Yves Engler’s latest book, Canada in Africa: 300 Years of Aid and Exploitation, continues this author’s relentless work not only of speaking truth to power, but also of telling Canadians the truth about themselves.
Near the end of his latest compilation of research, Yves Engler sums up the narrative he has brought to light. The story of Canada’s governmental and business dealings in Africa, he says, “is one long (mostly unbroken) line of exploitation by Canadians of African people and resources.”
It is a sordid history that begins with the British Empire and graduates of the Royal Military College here helping successive British governments pillage African lands. Then, in more recent times, Canadian officials became loyal followers of the American Empire, putting their political loyalties to NATO and anti-communism before any real concern for Africans and their daily dilemmas. Along the way, Anglophone protestant missionaries and Francophone priests in Africa conveyed their “civilizing mission” to the “savages” that they spoke of in their letters when they reported back home to kith and kin in Canada beyond the sea.
Engler’s account shows in accumulated factual detail how that imperial heritage has, in the last generation, spawned a whole new era of grotesque neo-colonialism centred on Canadian business activity in the mining and energy sectors. The prize is to extract, manage, and sell the resources of a whole continent in which most people live on less than $2 per capita per day. In case after case, Engler shows how Canadians have cheated Africans through a carefully organized web of tax evasion, bribery, bad faith and outright violence. The environment has suffered enormous depredation; small farmers and workers have lost their livelihoods; labour unions have been castigated and sovereign governments gravely weakened. It is amazing to read Engler’s pages and find the names of Canadian public figures who are still respected, and yet who have been drawn into the morbid lust for easy loot.
Like the renowned Uruguayan writer Eduardo Galeano, Engler likes to compile detail upon detail in order to build his story. His main method is to catalogue the facts, but the result is not a Homeric type of catalogue, which is typically a long list of the gloriously brave. Canada in Africa is a catalogue of dishonour.
Engler says that he uses voice recognition software to write, so this latest work is indeed a kind of recitation, and the author-cataloguist takes quite a time to get going. Chapter 10 – “Mining Conflict” – is when the story really starts moving, with detailed reports about Canadian business in a host of countries: Burkina Faso, Congo, Côte d’Ivoire, Eritrea, Guinea, Kenya, Madagascar, Mauritania, Niger, Nigeria, Senegal, Sierra Leone, Tanzania, Western Sahara and Zambia. At the beginning of the chapter, even Engler confesses how tiring the process of gathering the research data has been. He forewarns us that the “information that follows may be exhausting, but it is not exhaustive,” and explains that he has assembled his data “to illustrate the scale of Canadian mining activity and its effects.”

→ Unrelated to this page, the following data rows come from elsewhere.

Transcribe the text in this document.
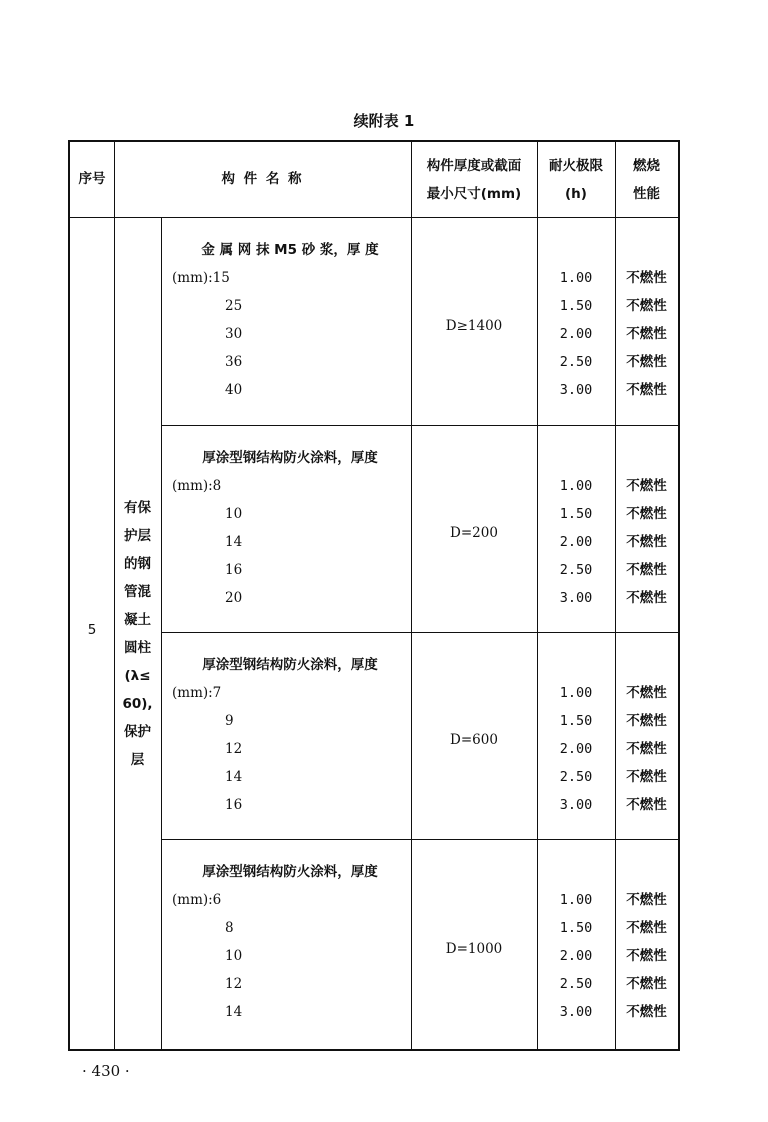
续附表 1
序号	构 件 名 称
构件厚度或截面
最小尺寸(mm)
耐火极限
(h)
燃烧
性能
5
有保
护层
的钢
管混
凝土
圆柱
(λ≤
60),
保护
层
金 属 网 抹 M5 砂 浆，厚 度
(mm):15
25
30
36
40
D≥1400
1.00
1.50
2.00
2.50
3.00
不燃性
不燃性
不燃性
不燃性
不燃性
厚涂型钢结构防火涂料，厚度
(mm):8
10
14
16
20
D=200
1.00
1.50
2.00
2.50
3.00
不燃性
不燃性
不燃性
不燃性
不燃性
厚涂型钢结构防火涂料，厚度
(mm):7
9
12
14
16
D=600
1.00
1.50
2.00
2.50
3.00
不燃性
不燃性
不燃性
不燃性
不燃性
厚涂型钢结构防火涂料，厚度
(mm):6
8
10
12
14
D=1000
1.00
1.50
2.00
2.50
3.00
不燃性
不燃性
不燃性
不燃性
不燃性
· 430 ·
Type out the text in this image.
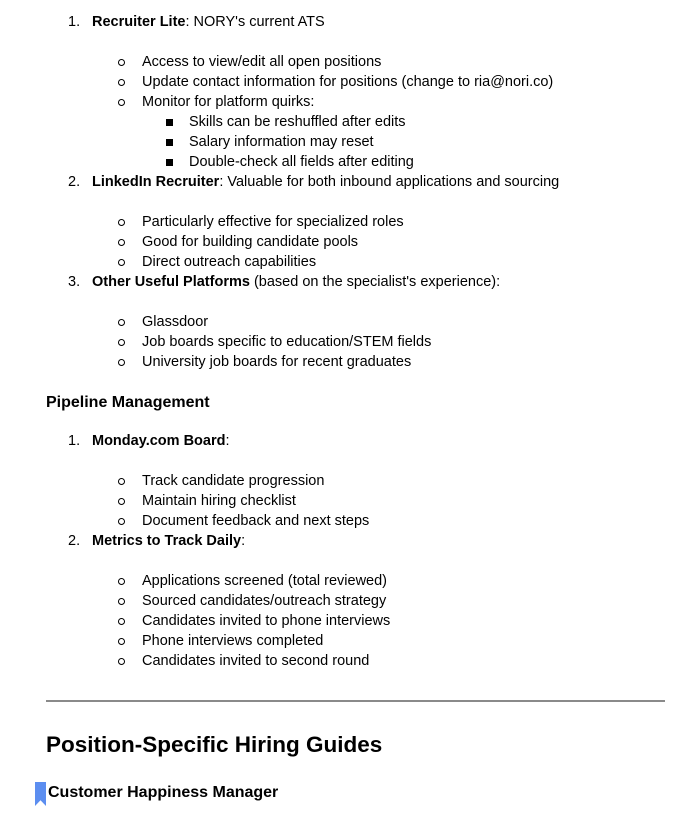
1. Recruiter Lite: NORY's current ATS
Access to view/edit all open positions
Update contact information for positions (change to ria@nori.co)
Monitor for platform quirks:
Skills can be reshuffled after edits
Salary information may reset
Double-check all fields after editing
2. LinkedIn Recruiter: Valuable for both inbound applications and sourcing
Particularly effective for specialized roles
Good for building candidate pools
Direct outreach capabilities
3. Other Useful Platforms (based on the specialist's experience):
Glassdoor
Job boards specific to education/STEM fields
University job boards for recent graduates
Pipeline Management
1. Monday.com Board:
Track candidate progression
Maintain hiring checklist
Document feedback and next steps
2. Metrics to Track Daily:
Applications screened (total reviewed)
Sourced candidates/outreach strategy
Candidates invited to phone interviews
Phone interviews completed
Candidates invited to second round
Position-Specific Hiring Guides
Customer Happiness Manager
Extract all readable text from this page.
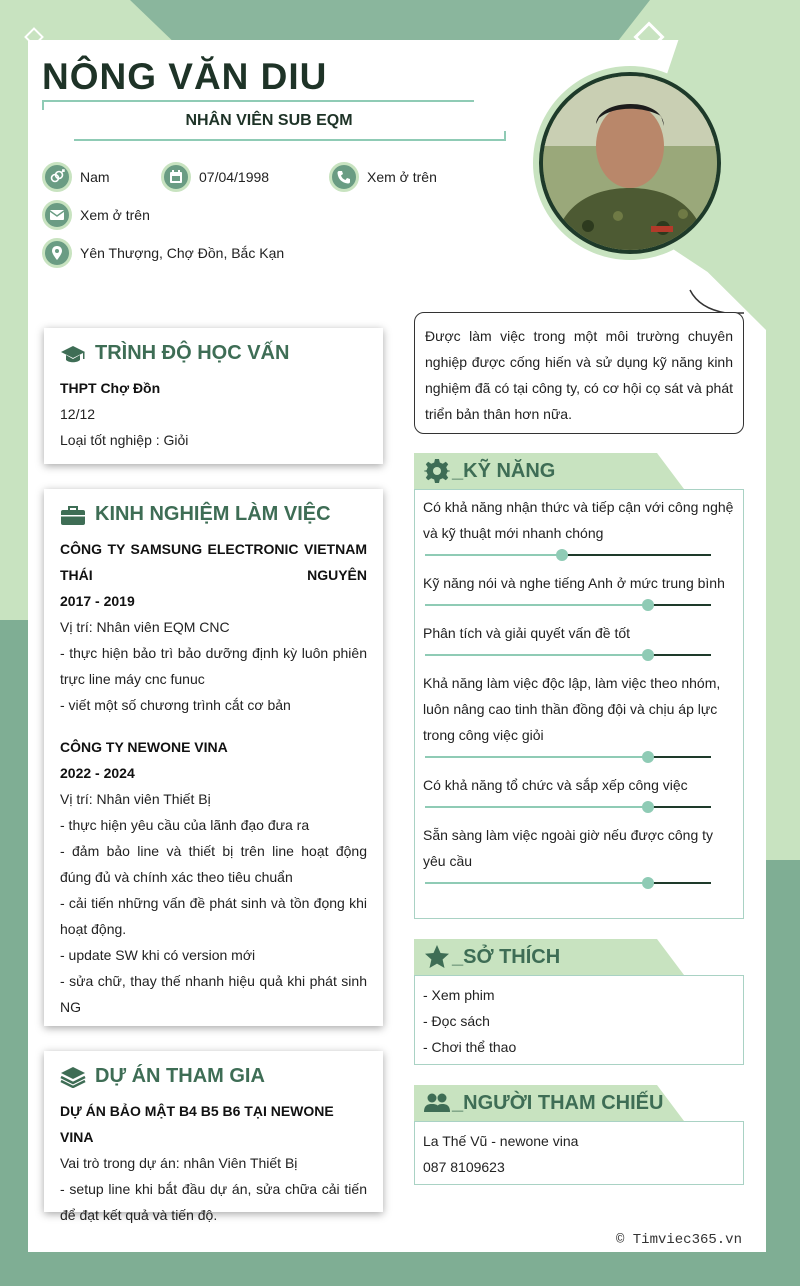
NÔNG VĂN DIU
NHÂN VIÊN SUB EQM
Nam	07/04/1998	Xem ở trên
Xem ở trên
Yên Thượng, Chợ Đồn, Bắc Kạn
TRÌNH ĐỘ HỌC VẤN
THPT Chợ Đồn
12/12
Loại tốt nghiệp : Giỏi
KINH NGHIỆM LÀM VIỆC
CÔNG TY SAMSUNG ELECTRONIC VIETNAM THÁI NGUYÊN
2017 - 2019
Vị trí: Nhân viên EQM CNC
- thực hiện bảo trì bảo dưỡng định kỳ luôn phiên trực line máy cnc funuc
- viết một số chương trình cắt cơ bản
CÔNG TY NEWONE VINA
2022 - 2024
Vị trí: Nhân viên Thiết Bị
- thực hiện yêu cầu của lãnh đạo đưa ra
- đảm bảo line và thiết bị trên line hoạt động đúng đủ và chính xác theo tiêu chuẩn
- cải tiến những vấn đề phát sinh và tồn đọng khi hoạt động.
- update SW khi có version mới
- sửa chữ, thay thế nhanh hiệu quả khi phát sinh NG
DỰ ÁN THAM GIA
DỰ ÁN BẢO MẬT B4 B5 B6 TẠI NEWONE VINA
Vai trò trong dự án: nhân Viên Thiết Bị
- setup line khi bắt đầu dự án, sửa chữa cải tiến để đạt kết quả và tiến độ.
Được làm việc trong một môi trường chuyên nghiệp được cống hiến và sử dụng kỹ năng kinh nghiệm đã có tại công ty, có cơ hội cọ sát và phát triển bản thân hơn nữa.
_KỸ NĂNG
Có khả năng nhận thức và tiếp cận với công nghệ và kỹ thuật mới nhanh chóng
Kỹ năng nói và nghe tiếng Anh ở mức trung bình
Phân tích và giải quyết vấn đề tốt
Khả năng làm việc độc lập, làm việc theo nhóm, luôn nâng cao tinh thần đồng đội và chịu áp lực trong công việc giỏi
Có khả năng tổ chức và sắp xếp công việc
Sẵn sàng làm việc ngoài giờ nếu được công ty yêu cầu
_SỞ THÍCH
- Xem phim
- Đọc sách
- Chơi thể thao
_NGƯỜI THAM CHIẾU
La Thế Vũ - newone vina
087 8109623
© Timviec365.vn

Canada in Africa describes a system of business activity with terrible structural consequences, and he wants his fellow Canadians to know about this behemoth.
First, there is the pre-eminent role of Canadian mining enterprises. By 2011, Engler stresses, Canadian mining investment in African economies “had surpassed $31 billion,” and he underlines that “Canada, not China, is the leading international resource investor in Africa.”
Secondly, the scale is vast: “With mines in at least 35 African countries, Canadian companies operate over 700 mineral projects across the continent.”
Thirdly, these companies have their shares traded on Canadian stock exchanges, since “Canada is home to half of all internationally listed mining companies operating in Africa.”
The essence of this system is that a select group of well-known people in Canada own, control and manage the one financial element that Africa lacks – capital. Through connections with national and international agencies, an elaborate number of pressures are used to mould the behaviour of African politicians and partners. Typically, lenders of capital and aid insist on privatization of a resource, and often the Canadian experts who engineer the credit and insist on the conditionality of loans are the same people who reap the profits from consulting fees and resource extraction.
Finally, the immense amount of money accumulated enters the off-shore network of bank accounts in places such as the Cayman Islands to ensure that neither African governments, nor the Canadian government, will tax these already inflated profits. It is no accident that royalty fees in Africa are much like what they are in Québec – below 5%. Our absurd mining regime has been successfully exported and turned into an all-Africa scheme to churn out money for the few – here – at the expense of the many – there. And all at the expense of the African environment as well.
Little wonder, then, that Engler points to the judgement of the director of Global Financial Integrity, Mr. Raymond Barker, who calls this off-shore financial system in African mining “the ugliest chapter in global economic affairs since slavery.”
That is the shaming message of Canada in Africa.
Yves Engler is a Montreal writer and activist. Canada in Africa: 300 Years of Aid and Exploitation (Fernwood Publishing, RED Publishing, 2015) is his eighth book, two of which have been co-authored. Perhaps his best-known works are The Black Book of Canadian Foreign Policy and The Ugly Canadian: Stephen Harper’s Foreign Policy.